“Dan kita berada pada zaman dimana orang mulai mengabaikan makna.” Ia merespons datar.
“Ah, kau benar-benar ingat.” Aku tertawa kecil. “Makna waktu, makna melangkah, makna melakukan apapun sebagai diri kita sendiri, semua terdegradasi.”
“Ku rasa sudah hampir 5 kali kau mengucapkan kalimat itu padaku Fin, bagaimana aku tidak lupa.” Wajahnya terlipat sedikit. “Walau sebenarnya pemahamanku belum seperti yang kau sadari.”
“Semua karena eksistensi mendahului esensi. Tidakkah kau sadar itu Zen? Makna adalah kesatuan pola, proses, dan struktur. Ketika semua dimudahkan, dimana lagi letak makna itu? Merasuk ke segala sisi, bahkan agama pun sudah kehilangan maknanya.”
“Memang Fin, aku merasa sekarang banyak yang beragama tapi tak ber-Tuhan.”
Aku menoleh, memandang Zen sejenak. “Kau sudah mulai bijak sepertinya.”
“Gara-gara kebanyakan dengar ocehanmu.” Ia terkekeh. Matanya lurus menatap jalanan yang selalu penuh dengan mesin beroda yang mengeluarkan asap tak kasat mata tiada henti.
Aku kembali meluruskan kepalaku, membiarkan mataku menangkap apapun yang ada di depan sana. Kosong. “Semua tidak berproses dengan semestinya.
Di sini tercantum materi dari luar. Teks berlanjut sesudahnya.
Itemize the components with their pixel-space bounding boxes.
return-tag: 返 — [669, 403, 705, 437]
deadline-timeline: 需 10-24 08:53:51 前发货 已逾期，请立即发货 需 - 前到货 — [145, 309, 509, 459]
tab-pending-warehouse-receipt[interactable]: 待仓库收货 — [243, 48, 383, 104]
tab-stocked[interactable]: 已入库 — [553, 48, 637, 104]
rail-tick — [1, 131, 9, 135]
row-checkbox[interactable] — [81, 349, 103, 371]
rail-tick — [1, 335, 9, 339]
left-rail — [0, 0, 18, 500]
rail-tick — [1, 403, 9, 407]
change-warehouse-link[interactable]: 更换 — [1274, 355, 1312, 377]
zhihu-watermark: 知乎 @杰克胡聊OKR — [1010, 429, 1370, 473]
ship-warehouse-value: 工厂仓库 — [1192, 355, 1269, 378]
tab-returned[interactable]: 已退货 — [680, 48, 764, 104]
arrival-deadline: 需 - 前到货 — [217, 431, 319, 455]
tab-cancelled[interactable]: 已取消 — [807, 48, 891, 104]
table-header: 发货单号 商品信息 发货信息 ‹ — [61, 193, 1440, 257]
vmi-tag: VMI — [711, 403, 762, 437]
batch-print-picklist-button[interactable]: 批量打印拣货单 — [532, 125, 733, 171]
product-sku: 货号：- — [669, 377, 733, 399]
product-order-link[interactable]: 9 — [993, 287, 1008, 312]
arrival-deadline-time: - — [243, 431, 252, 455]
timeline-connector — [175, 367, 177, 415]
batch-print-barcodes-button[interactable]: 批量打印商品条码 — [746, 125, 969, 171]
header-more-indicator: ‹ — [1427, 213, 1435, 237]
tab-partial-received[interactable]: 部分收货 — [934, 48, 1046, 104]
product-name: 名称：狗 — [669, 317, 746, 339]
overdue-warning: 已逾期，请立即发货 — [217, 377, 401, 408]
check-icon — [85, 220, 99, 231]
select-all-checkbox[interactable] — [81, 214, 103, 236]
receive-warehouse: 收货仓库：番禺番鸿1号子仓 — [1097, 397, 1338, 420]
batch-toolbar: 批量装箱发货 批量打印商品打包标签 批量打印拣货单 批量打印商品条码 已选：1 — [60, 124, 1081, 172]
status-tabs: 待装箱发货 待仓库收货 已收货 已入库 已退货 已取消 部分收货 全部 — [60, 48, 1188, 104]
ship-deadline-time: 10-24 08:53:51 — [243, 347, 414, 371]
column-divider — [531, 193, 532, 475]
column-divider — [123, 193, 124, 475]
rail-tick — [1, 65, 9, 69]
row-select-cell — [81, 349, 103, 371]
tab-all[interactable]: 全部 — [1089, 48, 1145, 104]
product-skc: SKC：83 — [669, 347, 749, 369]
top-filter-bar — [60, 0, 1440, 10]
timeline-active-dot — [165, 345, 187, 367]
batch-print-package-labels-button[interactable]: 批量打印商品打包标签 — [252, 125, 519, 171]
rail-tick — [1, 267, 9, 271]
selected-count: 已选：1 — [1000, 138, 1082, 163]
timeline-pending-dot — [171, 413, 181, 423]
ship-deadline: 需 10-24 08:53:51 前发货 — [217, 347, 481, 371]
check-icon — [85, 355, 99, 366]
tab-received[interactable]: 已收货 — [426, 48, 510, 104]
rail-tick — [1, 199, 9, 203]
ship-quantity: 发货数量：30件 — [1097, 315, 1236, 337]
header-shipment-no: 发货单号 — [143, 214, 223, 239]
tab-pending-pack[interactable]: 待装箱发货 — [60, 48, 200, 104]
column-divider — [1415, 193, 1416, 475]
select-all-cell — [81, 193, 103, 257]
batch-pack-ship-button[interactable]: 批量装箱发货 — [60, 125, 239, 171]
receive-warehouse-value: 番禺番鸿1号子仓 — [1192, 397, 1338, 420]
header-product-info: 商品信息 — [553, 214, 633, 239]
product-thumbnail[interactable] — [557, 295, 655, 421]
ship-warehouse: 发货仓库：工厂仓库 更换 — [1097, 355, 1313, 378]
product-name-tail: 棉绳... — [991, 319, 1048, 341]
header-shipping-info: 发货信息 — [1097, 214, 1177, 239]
Bagai bayi yang lahir prematur. Zaman penuh kekacauan.”
“Mau gimana lagi” Zen diam sejenak, memperbaiki posisi duduknya. “Hei Fin, tidakkah kau berpikir, karena Tuhan ada bagi mereka yang kesusahan, ketika semuanya serba mudah, apa lagi gunanya memikirkan yang di luar rasio?”
“Kalau begitu salahkan lah semua teknologi ini.” Aku tersenyum. “Benar-benar eksistensi mendahului esensi. Orang-orang membual mengenai manfaat teknologi sampai mulut mereka berbusa pun, makna satu langkah kaki tetap tak bisa tergantikan.”
“Dan kita memang berada pada masa dimana makna tidak lagi menjadi kesadaran.”